Sparpläne in Berlin: Solidarisch gegen das Spardiktat
Tausende Menschen demonstrieren am Sonntag gegen die geplanten Einsparungen des Senats. Aufgerufen hat ein breites zivilgesellschaftliches Bündnis.

Laut Angaben der Veranstalter versammelten sich am Sonntag rund 6.000 Menschen zu einer Großdemo am Lustgarten auf der Museumsinsel, um unter dem Motto „Wir sind #unkürzbar – Ein Berlin für Alle!“ gegen die Sparmaßnahmen zu protestieren. Die Polizei sprach zwischenzeitlich von 3.000.

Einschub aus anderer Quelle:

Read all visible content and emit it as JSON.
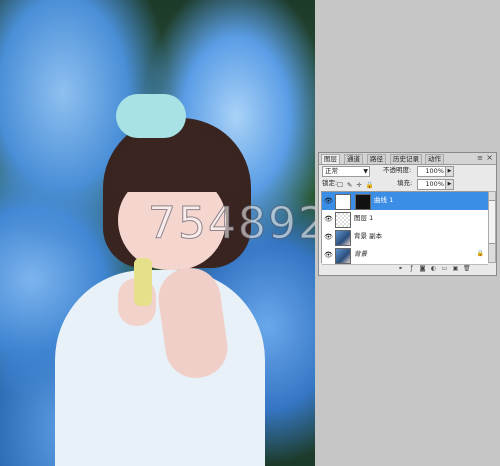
{
  "watermark": {
    "text": "754892"
  },
  "layers_panel": {
    "tabs": [
      "图层",
      "通道",
      "路径",
      "历史记录",
      "动作"
    ],
    "close_glyph": "×",
    "menu_glyph": "≡",
    "blend_mode": "正常",
    "opacity_label": "不透明度:",
    "opacity_value": "100%",
    "lock_label": "锁定:",
    "fill_label": "填充:",
    "fill_value": "100%",
    "layers": [
      {
        "name": "曲线 1",
        "selected": true
      },
      {
        "name": "图层 1",
        "selected": false
      },
      {
        "name": "背景 副本",
        "selected": false
      },
      {
        "name": "背景",
        "selected": false
      }
    ],
    "colors": {
      "selection": "#3b8ee6",
      "panel_bg": "#e9e9e9"
    }
  }
}
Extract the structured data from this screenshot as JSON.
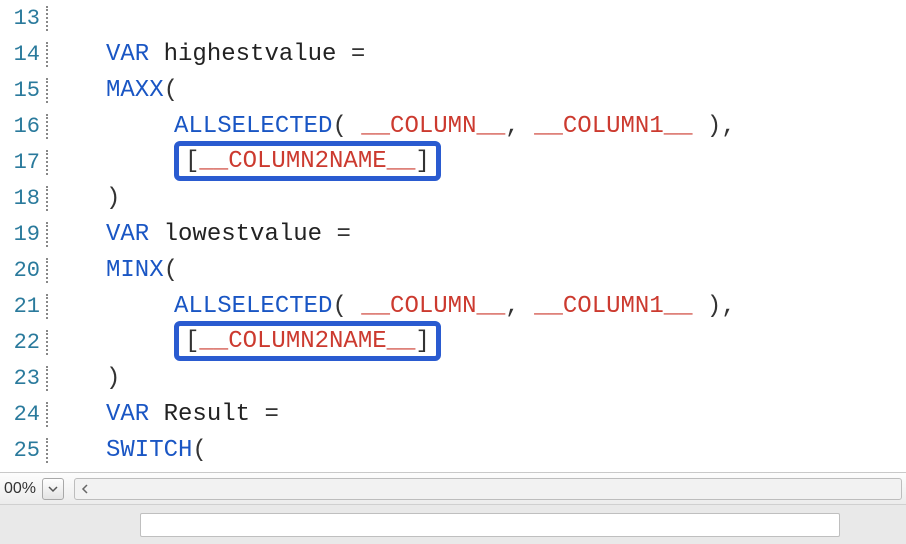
{
  "editor": {
    "lines": [
      {
        "num": "13",
        "indent": 1,
        "tokens": []
      },
      {
        "num": "14",
        "indent": 1,
        "tokens": [
          {
            "cls": "tok-kw",
            "t": "VAR"
          },
          {
            "cls": "tok-plain",
            "t": " highestvalue "
          },
          {
            "cls": "tok-punct",
            "t": "="
          }
        ]
      },
      {
        "num": "15",
        "indent": 1,
        "tokens": [
          {
            "cls": "tok-fn",
            "t": "MAXX"
          },
          {
            "cls": "tok-punct",
            "t": "("
          }
        ]
      },
      {
        "num": "16",
        "indent": 2,
        "tokens": [
          {
            "cls": "tok-fn",
            "t": "ALLSELECTED"
          },
          {
            "cls": "tok-punct",
            "t": "( "
          },
          {
            "cls": "tok-param",
            "t": "__COLUMN__"
          },
          {
            "cls": "tok-punct",
            "t": ", "
          },
          {
            "cls": "tok-param",
            "t": "__COLUMN1__"
          },
          {
            "cls": "tok-punct",
            "t": " ),"
          }
        ]
      },
      {
        "num": "17",
        "indent": 2,
        "highlight": true,
        "tokens": [
          {
            "cls": "tok-punct",
            "t": "["
          },
          {
            "cls": "tok-param",
            "t": "__COLUMN2NAME__"
          },
          {
            "cls": "tok-punct",
            "t": "]"
          }
        ]
      },
      {
        "num": "18",
        "indent": 1,
        "tokens": [
          {
            "cls": "tok-punct",
            "t": ")"
          }
        ]
      },
      {
        "num": "19",
        "indent": 1,
        "tokens": [
          {
            "cls": "tok-kw",
            "t": "VAR"
          },
          {
            "cls": "tok-plain",
            "t": " lowestvalue "
          },
          {
            "cls": "tok-punct",
            "t": "="
          }
        ]
      },
      {
        "num": "20",
        "indent": 1,
        "tokens": [
          {
            "cls": "tok-fn",
            "t": "MINX"
          },
          {
            "cls": "tok-punct",
            "t": "("
          }
        ]
      },
      {
        "num": "21",
        "indent": 2,
        "tokens": [
          {
            "cls": "tok-fn",
            "t": "ALLSELECTED"
          },
          {
            "cls": "tok-punct",
            "t": "( "
          },
          {
            "cls": "tok-param",
            "t": "__COLUMN__"
          },
          {
            "cls": "tok-punct",
            "t": ", "
          },
          {
            "cls": "tok-param",
            "t": "__COLUMN1__"
          },
          {
            "cls": "tok-punct",
            "t": " ),"
          }
        ]
      },
      {
        "num": "22",
        "indent": 2,
        "highlight": true,
        "tokens": [
          {
            "cls": "tok-punct",
            "t": "["
          },
          {
            "cls": "tok-param",
            "t": "__COLUMN2NAME__"
          },
          {
            "cls": "tok-punct",
            "t": "]"
          }
        ]
      },
      {
        "num": "23",
        "indent": 1,
        "tokens": [
          {
            "cls": "tok-punct",
            "t": ")"
          }
        ]
      },
      {
        "num": "24",
        "indent": 1,
        "tokens": [
          {
            "cls": "tok-kw",
            "t": "VAR"
          },
          {
            "cls": "tok-plain",
            "t": " Result "
          },
          {
            "cls": "tok-punct",
            "t": "="
          }
        ]
      },
      {
        "num": "25",
        "indent": 1,
        "tokens": [
          {
            "cls": "tok-fn",
            "t": "SWITCH"
          },
          {
            "cls": "tok-punct",
            "t": "("
          }
        ]
      }
    ]
  },
  "statusbar": {
    "zoom": "00%"
  }
}
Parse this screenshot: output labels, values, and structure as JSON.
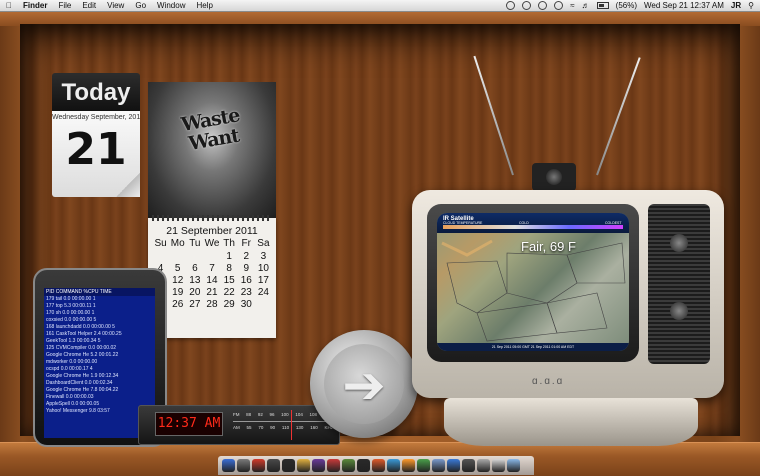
{
  "menubar": {
    "app": "Finder",
    "menus": [
      "File",
      "Edit",
      "View",
      "Go",
      "Window",
      "Help"
    ],
    "battery": "(56%)",
    "clock": "Wed Sep 21  12:37 AM",
    "user": "JR"
  },
  "today_widget": {
    "header": "Today",
    "date_line": "Wednesday September, 2011",
    "day": "21"
  },
  "wall_calendar": {
    "poster_text": "Waste Want",
    "title": "21 September 2011",
    "weekdays": [
      "Su",
      "Mo",
      "Tu",
      "We",
      "Th",
      "Fr",
      "Sa"
    ],
    "days": [
      "",
      "",
      "",
      "",
      "1",
      "2",
      "3",
      "4",
      "5",
      "6",
      "7",
      "8",
      "9",
      "10",
      "11",
      "12",
      "13",
      "14",
      "15",
      "16",
      "17",
      "18",
      "19",
      "20",
      "21",
      "22",
      "23",
      "24",
      "25",
      "26",
      "27",
      "28",
      "29",
      "30",
      ""
    ]
  },
  "activity_monitor": {
    "header": "PID COMMAND      %CPU TIME",
    "rows": [
      "179 tail          0.0 00:00.00 1",
      "177 top           5.3 00:00.11 1",
      "170 sh            0.0 00:00.00 1",
      "    coxsied       0.0 00:00.00 5",
      "168 launchdadd    0.0 00:00.00 5",
      "161 CaskTool Helper 2.4 00:00.25",
      "    GeekTool      1.3 00:00.34 5",
      "125 CVMCompiler   0.0 00:00.02",
      "    Google Chrome He 5.2 00:01.22",
      "    mdworker      0.0 00:00.00",
      "    ocspd         0.0 00:00.17 4",
      "    Google Chrome He 1.9 00:12.34",
      "    DashboardClient 0.0 00:02.34",
      "    Google Chrome He 7.8 00:04.22",
      "    Finewall      0.0 00:00.03",
      "    AppleSpell    0.0 00:00.05",
      "    Yahoo! Messenger 9.8 03:57"
    ]
  },
  "radio_clock": {
    "time": "12:37 AM",
    "fm_scale": [
      "FM",
      "88",
      "92",
      "96",
      "100",
      "104",
      "108",
      "MHz"
    ],
    "am_scale": [
      "AM",
      "55",
      "70",
      "90",
      "110",
      "130",
      "160",
      "KHz"
    ]
  },
  "tv": {
    "channel_title": "IR Satellite",
    "legend_left": "CLOUD TEMPERATURE",
    "legend_mid": "COLD",
    "legend_right": "COLDEST",
    "weather": "Fair, 69 F",
    "footer": "21 Sep 2011 05:00 GMT  21 Sep 2011 01:00 AM EDT",
    "brand": "ɑ.ɑ.ɑ"
  },
  "arrow_widget": {
    "glyph": "➔"
  },
  "dock_colors": [
    "#3a6fd8",
    "#7a7a7a",
    "#d23a2a",
    "#4a4a4a",
    "#2b2b2b",
    "#e0b040",
    "#6a3a9a",
    "#c83a3a",
    "#5a8a3a",
    "#2a2a2a",
    "#e05a2a",
    "#3a9ad8",
    "#ff9a2a",
    "#4aa04a",
    "#7a9acd",
    "#3a7ad8",
    "#555555",
    "#aaaaaa",
    "#d8d8d8",
    "#8ab8e8"
  ]
}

Dazu aufgerufen hatte ein Bündnis aus über 200 zivilgesellschaftlichen Organisationen, aus allen Bereichen, die vom Spardiktat betroffen sind: Bildung und Kultur, Klimaschutz, Soziales, Mobilität, Stadtentwicklung, Wissenschaft, Gesundheit, Pflege und Antidiskriminierung. Gemeinsam fordern sie die Rücknahme der geplanten Einparungen von rund zehn Prozent für das Jahr 2025.

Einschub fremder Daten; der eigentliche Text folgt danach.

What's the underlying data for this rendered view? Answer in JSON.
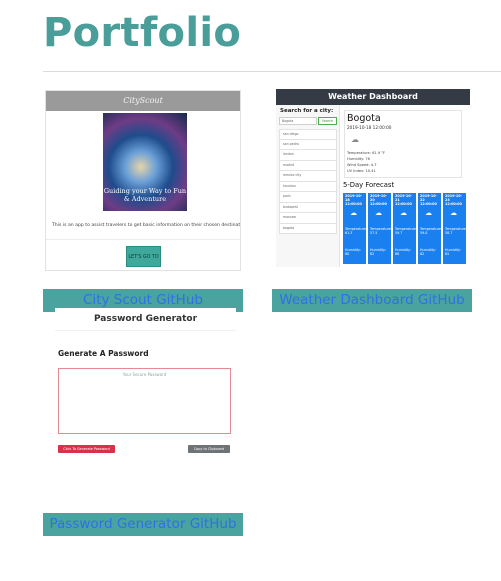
{
  "page": {
    "title": "Portfolio"
  },
  "projects": [
    {
      "link_label": "City Scout GitHub",
      "screenshot": {
        "header": "CityScout",
        "image_caption": "Guiding your Way to Fun & Adventure",
        "description": "This is an app to assist travelers to get basic information on their chosen destination.",
        "button_label": "LET'S GO TO IT"
      }
    },
    {
      "link_label": "Weather Dashboard GitHub",
      "screenshot": {
        "header": "Weather Dashboard",
        "search_label": "Search for a city:",
        "search_value": "Bogota",
        "search_button": "Search",
        "cities": [
          "san diego",
          "san pedro",
          "london",
          "madrid",
          "mexico city",
          "houston",
          "paris",
          "budapest",
          "moscow",
          "bogota"
        ],
        "current": {
          "city": "Bogota",
          "date": "2019-10-18 12:00:00",
          "temperature": "Temperature: 61.9 °F",
          "humidity": "Humidity: 76",
          "wind": "Wind Speed: 4.7",
          "uv": "UV Index: 10.41"
        },
        "forecast_title": "5-Day Forecast",
        "forecast": [
          {
            "date": "2019-10-18 12:00:00",
            "temp": "Temperature: 61.3",
            "humidity": "Humidity: 80"
          },
          {
            "date": "2019-10-20 12:00:00",
            "temp": "Temperature: 57.5",
            "humidity": "Humidity: 82"
          },
          {
            "date": "2019-10-21 12:00:00",
            "temp": "Temperature: 59.7",
            "humidity": "Humidity: 88"
          },
          {
            "date": "2019-10-22 12:00:00",
            "temp": "Temperature: 59.0",
            "humidity": "Humidity: 82"
          },
          {
            "date": "2019-10-23 12:00:00",
            "temp": "Temperature: 58.7",
            "humidity": "Humidity: 85"
          }
        ]
      }
    },
    {
      "link_label": "Password Generator GitHub",
      "screenshot": {
        "header": "Password Generator",
        "subheader": "Generate A Password",
        "placeholder": "Your Secure Password",
        "generate_button": "Click To Generate Password",
        "copy_button": "Copy to Clipboard"
      }
    }
  ],
  "colors": {
    "title": "#4a9e9a",
    "button_bg": "#4aa39e",
    "link_text": "#2f6fe8",
    "forecast_card": "#1a7fef"
  },
  "icons": {
    "forecast": "cloud-icon",
    "current": "weather-icon"
  }
}
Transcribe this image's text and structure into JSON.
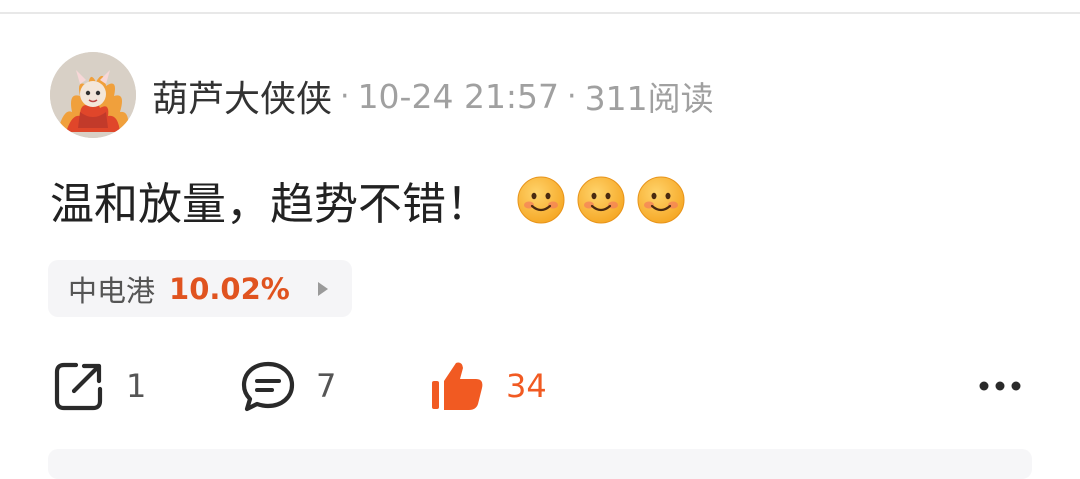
{
  "post": {
    "author": "葫芦大侠侠",
    "separator": "·",
    "time": "10-24 21:57",
    "reads": "311阅读",
    "text": "温和放量，趋势不错！",
    "emojis": [
      "smiling-emoji",
      "smiling-emoji",
      "smiling-emoji"
    ]
  },
  "stock_tag": {
    "name": "中电港",
    "change": "10.02%"
  },
  "actions": {
    "share_count": "1",
    "comment_count": "7",
    "like_count": "34",
    "like_active": true
  },
  "icons": {
    "share": "share-icon",
    "comment": "comment-icon",
    "like": "thumbs-up-icon",
    "more": "more-dots-icon"
  },
  "colors": {
    "accent": "#f15a22",
    "stock_up": "#e0531f",
    "muted": "#a0a0a0"
  }
}
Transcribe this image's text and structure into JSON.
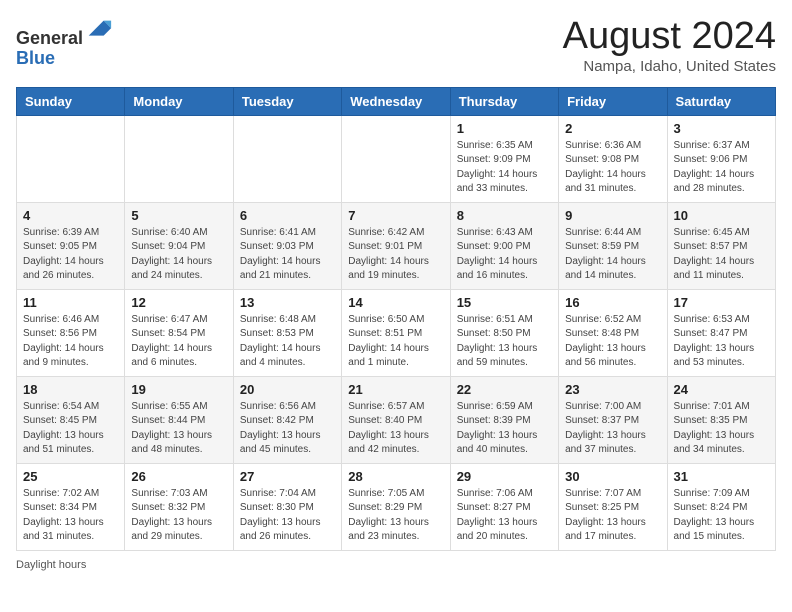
{
  "header": {
    "logo": {
      "line1": "General",
      "line2": "Blue"
    },
    "title": "August 2024",
    "location": "Nampa, Idaho, United States"
  },
  "days_of_week": [
    "Sunday",
    "Monday",
    "Tuesday",
    "Wednesday",
    "Thursday",
    "Friday",
    "Saturday"
  ],
  "weeks": [
    [
      {
        "day": "",
        "info": ""
      },
      {
        "day": "",
        "info": ""
      },
      {
        "day": "",
        "info": ""
      },
      {
        "day": "",
        "info": ""
      },
      {
        "day": "1",
        "info": "Sunrise: 6:35 AM\nSunset: 9:09 PM\nDaylight: 14 hours and 33 minutes."
      },
      {
        "day": "2",
        "info": "Sunrise: 6:36 AM\nSunset: 9:08 PM\nDaylight: 14 hours and 31 minutes."
      },
      {
        "day": "3",
        "info": "Sunrise: 6:37 AM\nSunset: 9:06 PM\nDaylight: 14 hours and 28 minutes."
      }
    ],
    [
      {
        "day": "4",
        "info": "Sunrise: 6:39 AM\nSunset: 9:05 PM\nDaylight: 14 hours and 26 minutes."
      },
      {
        "day": "5",
        "info": "Sunrise: 6:40 AM\nSunset: 9:04 PM\nDaylight: 14 hours and 24 minutes."
      },
      {
        "day": "6",
        "info": "Sunrise: 6:41 AM\nSunset: 9:03 PM\nDaylight: 14 hours and 21 minutes."
      },
      {
        "day": "7",
        "info": "Sunrise: 6:42 AM\nSunset: 9:01 PM\nDaylight: 14 hours and 19 minutes."
      },
      {
        "day": "8",
        "info": "Sunrise: 6:43 AM\nSunset: 9:00 PM\nDaylight: 14 hours and 16 minutes."
      },
      {
        "day": "9",
        "info": "Sunrise: 6:44 AM\nSunset: 8:59 PM\nDaylight: 14 hours and 14 minutes."
      },
      {
        "day": "10",
        "info": "Sunrise: 6:45 AM\nSunset: 8:57 PM\nDaylight: 14 hours and 11 minutes."
      }
    ],
    [
      {
        "day": "11",
        "info": "Sunrise: 6:46 AM\nSunset: 8:56 PM\nDaylight: 14 hours and 9 minutes."
      },
      {
        "day": "12",
        "info": "Sunrise: 6:47 AM\nSunset: 8:54 PM\nDaylight: 14 hours and 6 minutes."
      },
      {
        "day": "13",
        "info": "Sunrise: 6:48 AM\nSunset: 8:53 PM\nDaylight: 14 hours and 4 minutes."
      },
      {
        "day": "14",
        "info": "Sunrise: 6:50 AM\nSunset: 8:51 PM\nDaylight: 14 hours and 1 minute."
      },
      {
        "day": "15",
        "info": "Sunrise: 6:51 AM\nSunset: 8:50 PM\nDaylight: 13 hours and 59 minutes."
      },
      {
        "day": "16",
        "info": "Sunrise: 6:52 AM\nSunset: 8:48 PM\nDaylight: 13 hours and 56 minutes."
      },
      {
        "day": "17",
        "info": "Sunrise: 6:53 AM\nSunset: 8:47 PM\nDaylight: 13 hours and 53 minutes."
      }
    ],
    [
      {
        "day": "18",
        "info": "Sunrise: 6:54 AM\nSunset: 8:45 PM\nDaylight: 13 hours and 51 minutes."
      },
      {
        "day": "19",
        "info": "Sunrise: 6:55 AM\nSunset: 8:44 PM\nDaylight: 13 hours and 48 minutes."
      },
      {
        "day": "20",
        "info": "Sunrise: 6:56 AM\nSunset: 8:42 PM\nDaylight: 13 hours and 45 minutes."
      },
      {
        "day": "21",
        "info": "Sunrise: 6:57 AM\nSunset: 8:40 PM\nDaylight: 13 hours and 42 minutes."
      },
      {
        "day": "22",
        "info": "Sunrise: 6:59 AM\nSunset: 8:39 PM\nDaylight: 13 hours and 40 minutes."
      },
      {
        "day": "23",
        "info": "Sunrise: 7:00 AM\nSunset: 8:37 PM\nDaylight: 13 hours and 37 minutes."
      },
      {
        "day": "24",
        "info": "Sunrise: 7:01 AM\nSunset: 8:35 PM\nDaylight: 13 hours and 34 minutes."
      }
    ],
    [
      {
        "day": "25",
        "info": "Sunrise: 7:02 AM\nSunset: 8:34 PM\nDaylight: 13 hours and 31 minutes."
      },
      {
        "day": "26",
        "info": "Sunrise: 7:03 AM\nSunset: 8:32 PM\nDaylight: 13 hours and 29 minutes."
      },
      {
        "day": "27",
        "info": "Sunrise: 7:04 AM\nSunset: 8:30 PM\nDaylight: 13 hours and 26 minutes."
      },
      {
        "day": "28",
        "info": "Sunrise: 7:05 AM\nSunset: 8:29 PM\nDaylight: 13 hours and 23 minutes."
      },
      {
        "day": "29",
        "info": "Sunrise: 7:06 AM\nSunset: 8:27 PM\nDaylight: 13 hours and 20 minutes."
      },
      {
        "day": "30",
        "info": "Sunrise: 7:07 AM\nSunset: 8:25 PM\nDaylight: 13 hours and 17 minutes."
      },
      {
        "day": "31",
        "info": "Sunrise: 7:09 AM\nSunset: 8:24 PM\nDaylight: 13 hours and 15 minutes."
      }
    ]
  ],
  "footer": {
    "daylight_label": "Daylight hours"
  }
}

Bereits in den vergangenen Wochen waren nahezu täglich Sozial- und Kulturverbände, freie Träger, Vereine und andere Betroffene gegen die drohenden Einsparungen auf die Straßen gegangen. Zuweilen wirksam: einige Kürzungsvorhaben wurden zurückgenommen, etwa im Umwelt- und Klimaschutz- sowie im Kulturbereich. Auch die Tariferhöhungen für die Beschäftigten der freien Träger scheinen gesichert, für queere Jugendarbeit gibt es weitere Mittelzusagen.
Doch das Gesamtkürzungsvolumen von 3 Milliarden Euro bleibt unverändert. Zahlreiche Bereiche sind weiterhin von den Einsparungen bedroht, darunter die Schulsozialarbeit, die Studierendenwerke, die Kinder- und Jugendhilfe und viele Kultureinrichtungen. Viele Projekte wissen nicht, ob und wie sie ihre Arbeit im nächsten Jahr fortführen können, viele Beschäftigte fürchten um ihre Jobs.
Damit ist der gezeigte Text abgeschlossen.